Ce qui frappe en premier lieu, c'est la beauté de la mise en scène. Il ne s'agit pas seulement de l'image, superbement travaillée, mais de l'harmonie subtile entre le travail visuel et la gestion du temps. Comme si tout le film évoluait au rythme de son héros à la démarche heurtée, toujours incroyablement calme [ou presque], survolté soudain par les danses complexes auxquelles il s'adonne.

Destins croisés puis unis de deux vies en marge, le jeune danseur handicapé et la jeune prostitué rêvant de mannequinat, puisant sa source dans un récit réaliste aux parfums de polar, histoire de survie finalement classique, Grigris prend doucement son envol pour nous conduire sur la piste de la fable naturaliste. Illustration d'un parcours extraordinaire [au sens premier], rêve d'évasion matérialisé, désir utopique de vie en phase avec la nature, Grigris ne s'abandonne jamais au misérabilisme exotique.

Très peu dialogué, faisant avant tout parler les corps, le film avance par phases successives.
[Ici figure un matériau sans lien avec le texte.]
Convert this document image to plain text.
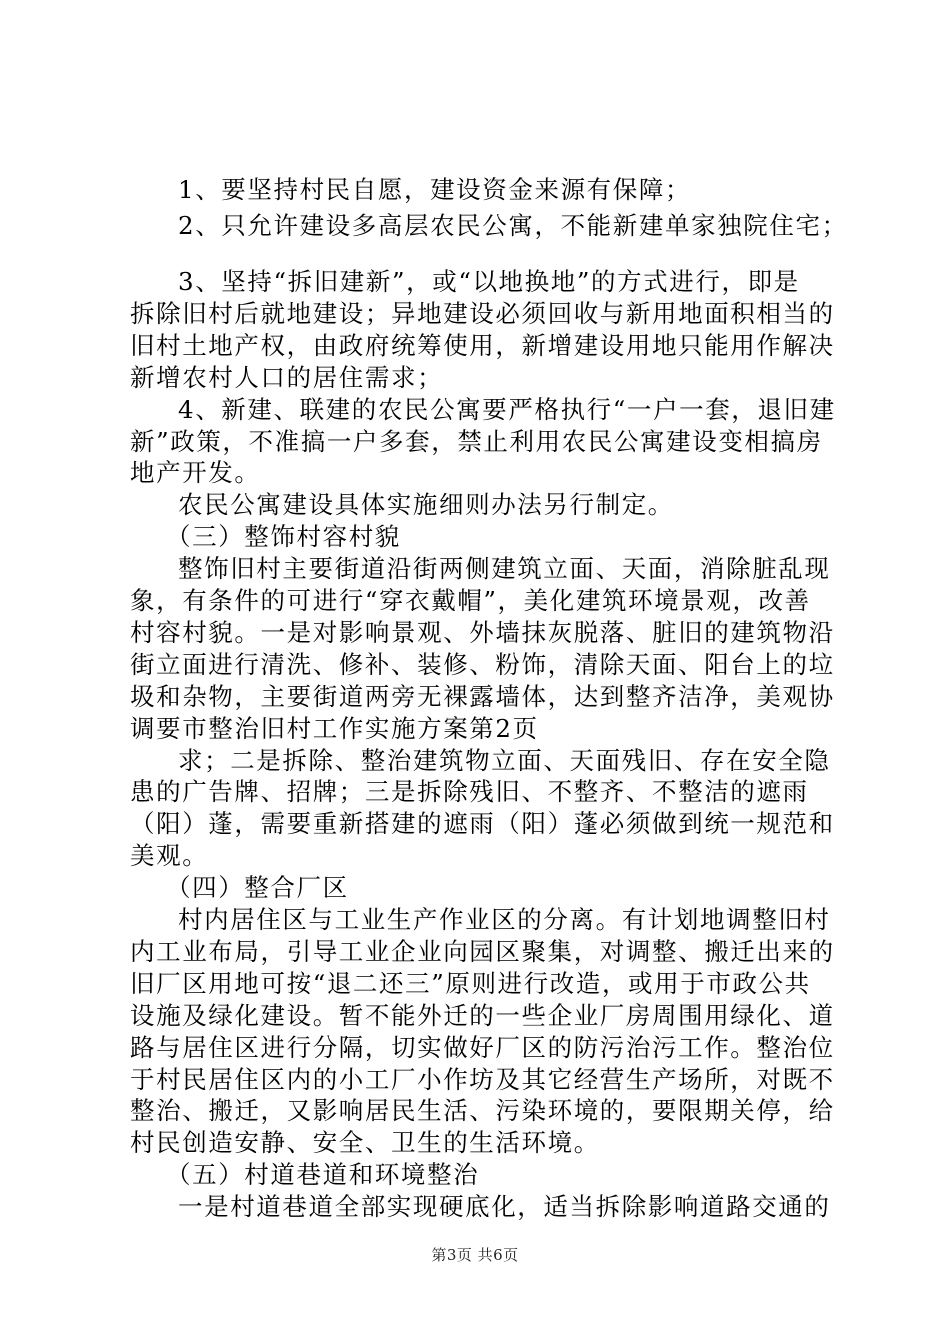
第3页 共6页
1、要坚持村民自愿，建设资金来源有保障；
2、只允许建设多高层农民公寓，不能新建单家独院住宅；
3、坚持“拆旧建新”，或“以地换地”的方式进行，即是
拆除旧村后就地建设；异地建设必须回收与新用地面积相当的
旧村土地产权，由政府统筹使用，新增建设用地只能用作解决
新增农村人口的居住需求；
4、新建、联建的农民公寓要严格执行“一户一套，退旧建
新”政策，不准搞一户多套，禁止利用农民公寓建设变相搞房
地产开发。
农民公寓建设具体实施细则办法另行制定。
（三）整饰村容村貌
整饰旧村主要街道沿街两侧建筑立面、天面，消除脏乱现
象，有条件的可进行“穿衣戴帽”，美化建筑环境景观，改善
村容村貌。一是对影响景观、外墙抹灰脱落、脏旧的建筑物沿
街立面进行清洗、修补、装修、粉饰，清除天面、阳台上的垃
圾和杂物，主要街道两旁无裸露墙体，达到整齐洁净，美观协
调要市整治旧村工作实施方案第2页
求；二是拆除、整治建筑物立面、天面残旧、存在安全隐
患的广告牌、招牌；三是拆除残旧、不整齐、不整洁的遮雨
（阳）蓬，需要重新搭建的遮雨（阳）蓬必须做到统一规范和
美观。
（四）整合厂区
村内居住区与工业生产作业区的分离。有计划地调整旧村
内工业布局，引导工业企业向园区聚集，对调整、搬迁出来的
旧厂区用地可按“退二还三”原则进行改造，或用于市政公共
设施及绿化建设。暂不能外迁的一些企业厂房周围用绿化、道
路与居住区进行分隔，切实做好厂区的防污治污工作。整治位
于村民居住区内的小工厂小作坊及其它经营生产场所，对既不
整治、搬迁，又影响居民生活、污染环境的，要限期关停，给
村民创造安静、安全、卫生的生活环境。
（五）村道巷道和环境整治
一是村道巷道全部实现硬底化，适当拆除影响道路交通的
Les danses de Souleymane [Grigris] viennent souvent romprent le rythme, créer des ruptures abstraites, tandis que les ellipses redonnent régulièrement du souffle au récit, lequel ne verse jamais dans l'explication inutile et appuyée.

Haroun raconte son histoire avec une rigueur impressionnante. Il tient là son rôle, celui du conteur : il nous emmène dans un monde en léger décalage, un monde qui ressemble au nôtre, mais qui n'est pas tout à fait le nôtre.

On ne pourra pas lister les nombreuses belles scènes du film : les danses bien sûr [l'entraînement, ou la dernière, sur un toit, on ne sait où...], la séance photo, les fleurs jetées sur les lavandières, l'accueil au village, la révolte des femmes... La beauté plastique jamais factice de Grigris, la ferveur que l'on partage, la douceur que l'on ressent, l'empathie constante avec des personnages déclassés, l'espoir enfin, tout concourt à la puissance tranquille d'un film singulier.

On regrettera le manque de justesse des deux comédiens principaux, Souleymane Démé et Anaïs Monory. Mais comme ils parlent peu, et que leurs corps s'expriment à merveille, on oublie vite leurs maladresses.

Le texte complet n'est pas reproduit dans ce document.